Or l’instant présent, à le prendre au sérieux, n’existe pas tout à fait. La lumière met un temps à venir jusqu’à l’œil, le nerf un autre à porter le signal, le cerveau un dernier à en faire une image. Le monde qu’on croit voir maintenant a déjà, quand on le voit, quelques dizaines de millisecondes de retard. Nous vivons en léger différé sur le réel, spectateurs d’un film que notre propre cerveau projette avec un décalage qu’il prend soin de nous cacher. Saint Augustin l’avait pressenti sans les instruments : le présent, écrivait-il, n’a pas d’étendue, il n’est qu’un point sans épaisseur entre un passé qui n’est plus et un futur qui n’est pas encore. Ce que nous appelons le présent est déjà de la mémoire.

Mais ce retard n’est que le seuil. Ce qui me retient davantage, c’est ce que Kahneman a mis au jour, et qui tient en une distinction : il y a en nous deux entités qui n’habitent pas le même temps.

La première vit. Elle ressent, seconde après seconde, l’ennui et le plaisir, la fatigue et la grâce. Pour elle chaque instant compte, et dix minutes de douleur pèsent exactement deux fois cinq. Appelons-la le comptable : elle additionne fidèlement tout ce qui passe, et ne se trompe jamais dans ses colonnes.

La seconde raconte. Elle décide, après coup, si la journée fut bonne, si les vacances furent réussies, si l’on fut heureux. Et pour trancher, elle ne consulte jamais les livres du comptable. Elle ne retient que deux choses : le moment le plus vif, et la fin. Tout le reste, ces heures ordinaires, ces minutes tièdes qui font pourtant la masse d’une vie, elle les jette. Appelons-la le conteur.

Le scandale, c’est que dans cette maison, c’est le conteur qui commande. Le comptable a beau tenir les comptes justes, personne ne les lui demande. Nous choisissons un restaurant, une ville, un amour, non sur la somme réelle des plaisirs vécus, mais sur le résidu qu’en a gardé le conteur, ce narrateur partial qui se moque de la durée et n’aime que les points culminants et les chutes. Kahneman parlait d’une véritable tyrannie. Il racontait avoir passé trois semaines en Antarctique, les plus belles de sa vie, et n’y avoir repensé en tout, ensuite, que vingt-cinq minutes. Trois semaines vécues pour vingt-cinq minutes consommées. Et ce sont ces vingt-cinq minutes, non les trois semaines, qui décident si le voyage fut heureux.

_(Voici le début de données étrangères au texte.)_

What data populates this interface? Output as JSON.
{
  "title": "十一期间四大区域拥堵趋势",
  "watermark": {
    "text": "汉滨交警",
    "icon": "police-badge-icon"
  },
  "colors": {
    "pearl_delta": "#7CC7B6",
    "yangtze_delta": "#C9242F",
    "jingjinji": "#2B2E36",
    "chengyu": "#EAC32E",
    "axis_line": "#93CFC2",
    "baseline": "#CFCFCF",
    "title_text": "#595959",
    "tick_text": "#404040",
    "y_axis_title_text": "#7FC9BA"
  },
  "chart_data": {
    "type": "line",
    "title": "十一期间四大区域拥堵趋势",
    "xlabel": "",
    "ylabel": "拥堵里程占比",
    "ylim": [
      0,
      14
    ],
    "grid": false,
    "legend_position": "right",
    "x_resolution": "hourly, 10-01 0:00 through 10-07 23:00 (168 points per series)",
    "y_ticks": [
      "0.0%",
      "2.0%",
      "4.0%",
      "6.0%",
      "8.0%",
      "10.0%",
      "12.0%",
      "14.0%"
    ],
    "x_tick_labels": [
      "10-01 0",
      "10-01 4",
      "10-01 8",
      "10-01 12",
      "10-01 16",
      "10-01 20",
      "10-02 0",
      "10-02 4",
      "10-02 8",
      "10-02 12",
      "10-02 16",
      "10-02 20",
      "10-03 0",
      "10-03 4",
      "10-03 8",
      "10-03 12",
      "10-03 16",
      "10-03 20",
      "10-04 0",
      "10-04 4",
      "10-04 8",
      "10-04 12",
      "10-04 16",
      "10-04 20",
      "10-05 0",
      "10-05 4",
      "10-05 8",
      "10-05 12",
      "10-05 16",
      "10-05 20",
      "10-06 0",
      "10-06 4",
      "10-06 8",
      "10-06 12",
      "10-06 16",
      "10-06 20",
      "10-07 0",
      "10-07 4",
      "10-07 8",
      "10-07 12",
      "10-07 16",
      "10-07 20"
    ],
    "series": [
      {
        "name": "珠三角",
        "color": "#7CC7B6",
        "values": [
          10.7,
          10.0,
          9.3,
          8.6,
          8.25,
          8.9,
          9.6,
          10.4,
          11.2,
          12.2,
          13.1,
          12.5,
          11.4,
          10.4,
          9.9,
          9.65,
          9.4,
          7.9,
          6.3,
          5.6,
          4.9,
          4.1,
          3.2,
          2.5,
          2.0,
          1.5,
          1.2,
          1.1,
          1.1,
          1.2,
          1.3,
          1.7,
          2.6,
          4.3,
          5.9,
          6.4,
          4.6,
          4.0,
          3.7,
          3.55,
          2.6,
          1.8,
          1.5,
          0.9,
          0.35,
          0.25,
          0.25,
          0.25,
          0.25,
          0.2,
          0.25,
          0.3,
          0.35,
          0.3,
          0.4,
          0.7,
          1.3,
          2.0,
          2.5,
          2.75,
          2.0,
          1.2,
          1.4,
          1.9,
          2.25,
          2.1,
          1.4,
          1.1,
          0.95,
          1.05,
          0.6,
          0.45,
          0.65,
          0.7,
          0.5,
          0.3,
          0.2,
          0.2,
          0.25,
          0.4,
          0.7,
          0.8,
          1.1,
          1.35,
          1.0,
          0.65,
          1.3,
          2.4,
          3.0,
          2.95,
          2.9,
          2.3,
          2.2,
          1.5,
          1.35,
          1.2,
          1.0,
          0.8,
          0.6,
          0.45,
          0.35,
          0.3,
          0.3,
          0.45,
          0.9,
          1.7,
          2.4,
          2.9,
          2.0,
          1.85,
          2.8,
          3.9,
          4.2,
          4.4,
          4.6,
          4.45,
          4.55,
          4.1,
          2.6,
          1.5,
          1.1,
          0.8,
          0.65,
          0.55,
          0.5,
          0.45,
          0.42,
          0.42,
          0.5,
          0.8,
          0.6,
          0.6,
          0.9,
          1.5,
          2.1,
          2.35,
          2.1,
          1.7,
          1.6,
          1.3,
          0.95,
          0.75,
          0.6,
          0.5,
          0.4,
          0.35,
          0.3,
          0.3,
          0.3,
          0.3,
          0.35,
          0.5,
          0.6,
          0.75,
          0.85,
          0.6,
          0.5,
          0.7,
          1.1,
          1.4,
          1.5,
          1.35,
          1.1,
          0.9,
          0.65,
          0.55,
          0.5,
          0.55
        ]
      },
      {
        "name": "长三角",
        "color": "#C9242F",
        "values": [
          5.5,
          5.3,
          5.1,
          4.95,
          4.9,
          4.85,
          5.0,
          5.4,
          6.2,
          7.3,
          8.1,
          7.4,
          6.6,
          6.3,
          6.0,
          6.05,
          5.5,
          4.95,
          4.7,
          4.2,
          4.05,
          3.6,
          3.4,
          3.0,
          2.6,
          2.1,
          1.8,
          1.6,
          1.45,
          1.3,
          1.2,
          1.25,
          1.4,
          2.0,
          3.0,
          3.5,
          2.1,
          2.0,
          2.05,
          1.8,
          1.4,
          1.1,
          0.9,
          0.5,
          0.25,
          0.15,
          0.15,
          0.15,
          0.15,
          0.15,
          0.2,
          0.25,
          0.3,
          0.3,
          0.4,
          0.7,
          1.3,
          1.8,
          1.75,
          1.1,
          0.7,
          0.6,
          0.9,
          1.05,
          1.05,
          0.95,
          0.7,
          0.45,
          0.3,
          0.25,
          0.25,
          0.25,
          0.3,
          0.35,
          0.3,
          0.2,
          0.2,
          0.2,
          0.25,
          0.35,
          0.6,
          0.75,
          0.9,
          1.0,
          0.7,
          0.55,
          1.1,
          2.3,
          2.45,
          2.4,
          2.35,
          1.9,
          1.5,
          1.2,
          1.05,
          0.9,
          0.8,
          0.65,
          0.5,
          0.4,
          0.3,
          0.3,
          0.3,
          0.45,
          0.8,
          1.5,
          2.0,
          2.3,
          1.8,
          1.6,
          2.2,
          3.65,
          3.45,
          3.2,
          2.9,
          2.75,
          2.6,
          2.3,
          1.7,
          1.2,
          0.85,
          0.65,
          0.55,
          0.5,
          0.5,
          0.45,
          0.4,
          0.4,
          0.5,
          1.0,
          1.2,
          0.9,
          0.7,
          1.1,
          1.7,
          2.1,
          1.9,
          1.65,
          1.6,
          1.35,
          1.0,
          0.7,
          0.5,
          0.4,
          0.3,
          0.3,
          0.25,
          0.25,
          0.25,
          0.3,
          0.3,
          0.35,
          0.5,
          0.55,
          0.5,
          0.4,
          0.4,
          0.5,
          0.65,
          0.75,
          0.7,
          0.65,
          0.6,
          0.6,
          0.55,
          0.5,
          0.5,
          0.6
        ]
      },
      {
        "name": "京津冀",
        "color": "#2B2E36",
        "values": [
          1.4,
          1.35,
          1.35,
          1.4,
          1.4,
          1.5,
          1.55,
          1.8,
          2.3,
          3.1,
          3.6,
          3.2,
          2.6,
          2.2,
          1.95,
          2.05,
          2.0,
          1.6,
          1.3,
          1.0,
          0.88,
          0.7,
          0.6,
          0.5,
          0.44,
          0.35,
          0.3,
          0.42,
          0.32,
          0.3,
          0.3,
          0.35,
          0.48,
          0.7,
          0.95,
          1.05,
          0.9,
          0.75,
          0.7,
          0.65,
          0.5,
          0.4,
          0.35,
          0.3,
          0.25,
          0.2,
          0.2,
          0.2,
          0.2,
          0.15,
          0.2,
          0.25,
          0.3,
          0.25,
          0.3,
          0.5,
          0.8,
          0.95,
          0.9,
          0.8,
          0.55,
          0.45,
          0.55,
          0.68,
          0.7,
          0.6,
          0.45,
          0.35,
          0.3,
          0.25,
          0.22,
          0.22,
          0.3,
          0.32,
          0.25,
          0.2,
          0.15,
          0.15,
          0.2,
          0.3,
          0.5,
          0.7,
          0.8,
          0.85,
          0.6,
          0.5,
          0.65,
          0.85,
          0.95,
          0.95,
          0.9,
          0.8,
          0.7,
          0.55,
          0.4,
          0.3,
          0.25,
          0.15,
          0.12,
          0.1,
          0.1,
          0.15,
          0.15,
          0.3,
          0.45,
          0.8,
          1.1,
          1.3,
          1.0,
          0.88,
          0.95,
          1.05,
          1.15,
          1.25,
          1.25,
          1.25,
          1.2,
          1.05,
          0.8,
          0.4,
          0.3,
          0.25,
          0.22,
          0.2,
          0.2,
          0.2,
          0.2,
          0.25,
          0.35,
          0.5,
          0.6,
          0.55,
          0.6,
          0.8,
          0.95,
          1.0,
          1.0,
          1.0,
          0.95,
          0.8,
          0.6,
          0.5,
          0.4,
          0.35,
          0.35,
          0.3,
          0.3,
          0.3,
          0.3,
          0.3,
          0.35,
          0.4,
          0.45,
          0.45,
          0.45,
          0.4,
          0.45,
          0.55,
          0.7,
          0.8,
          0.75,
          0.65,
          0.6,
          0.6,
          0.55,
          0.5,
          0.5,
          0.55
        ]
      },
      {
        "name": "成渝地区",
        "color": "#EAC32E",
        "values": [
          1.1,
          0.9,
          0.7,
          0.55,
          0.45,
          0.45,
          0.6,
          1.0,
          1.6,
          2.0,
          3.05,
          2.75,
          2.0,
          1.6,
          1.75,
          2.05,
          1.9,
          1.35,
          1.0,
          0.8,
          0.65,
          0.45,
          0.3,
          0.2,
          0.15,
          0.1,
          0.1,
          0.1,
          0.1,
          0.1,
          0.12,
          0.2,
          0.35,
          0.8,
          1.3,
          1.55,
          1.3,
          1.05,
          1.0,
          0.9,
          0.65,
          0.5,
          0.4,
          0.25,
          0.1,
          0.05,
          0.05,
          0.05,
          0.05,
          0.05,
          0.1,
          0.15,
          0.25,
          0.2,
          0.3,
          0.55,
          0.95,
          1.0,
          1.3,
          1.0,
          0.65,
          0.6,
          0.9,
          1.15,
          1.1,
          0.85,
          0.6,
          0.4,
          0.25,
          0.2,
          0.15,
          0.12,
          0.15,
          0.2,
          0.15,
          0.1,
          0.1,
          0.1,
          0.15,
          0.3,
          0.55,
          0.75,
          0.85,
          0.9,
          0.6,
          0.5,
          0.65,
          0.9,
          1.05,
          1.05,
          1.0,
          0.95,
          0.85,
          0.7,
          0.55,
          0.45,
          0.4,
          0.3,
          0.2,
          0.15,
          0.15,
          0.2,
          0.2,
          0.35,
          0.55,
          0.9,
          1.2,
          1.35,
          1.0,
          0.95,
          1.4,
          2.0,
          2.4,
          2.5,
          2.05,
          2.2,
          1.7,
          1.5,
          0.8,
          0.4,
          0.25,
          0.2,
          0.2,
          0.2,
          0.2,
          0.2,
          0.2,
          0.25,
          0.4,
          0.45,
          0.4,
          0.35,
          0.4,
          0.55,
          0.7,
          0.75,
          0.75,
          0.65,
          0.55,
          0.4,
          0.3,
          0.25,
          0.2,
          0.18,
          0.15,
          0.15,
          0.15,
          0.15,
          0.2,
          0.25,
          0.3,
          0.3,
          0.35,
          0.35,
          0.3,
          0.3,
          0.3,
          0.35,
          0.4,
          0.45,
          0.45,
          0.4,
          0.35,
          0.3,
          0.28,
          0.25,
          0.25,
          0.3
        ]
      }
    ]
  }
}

De là ce paradoxe que chacun connaît sans se l’expliquer : l’enfance semble avoir duré un siècle, et les années, passé cinquante ans, filent comme rien. Ce n’est pas que le temps accélère. C’est que l’enfant, à qui tout arrive pour la première fois, oblige le conteur à tout inscrire, quand l’adulte installé dans ses habitudes ne lui donne plus rien à noter. Prenez chaque jour le même chemin, le même café, les mêmes mots, et le conteur baisse les yeux, cesse d’écrire, résume l’année entière en une ligne. Le temps ne fuit pas : c’est nous qui avons cessé de tenir le journal.

Je m’arrête là un instant, parce que la vulgarisation qui court sur ces sujets tire de tout cela une morale un peu vite conclue. Elle dit : puisque le cerveau décide avant vous, le libre-arbitre est une illusion. Elle s’appuie sur les vieilles expériences de Libet, ce potentiel de préparation qui précéderait la décision consciente d’une fraction de seconde. Il faut savoir que ces résultats sont aujourd’hui sérieusement contestés : plusieurs travaux récents suggèrent que ce signal n’est pas une décision qui se prépare à notre insu, mais un simple bruit de fond du cerveau, une fluctuation que l’on a prise à tort pour une intention. Je me méfie des sciences qui arrivent trop commodément à la conclusion que nous ne sommes rien. Le mystère de la conscience mérite mieux qu’un couperet.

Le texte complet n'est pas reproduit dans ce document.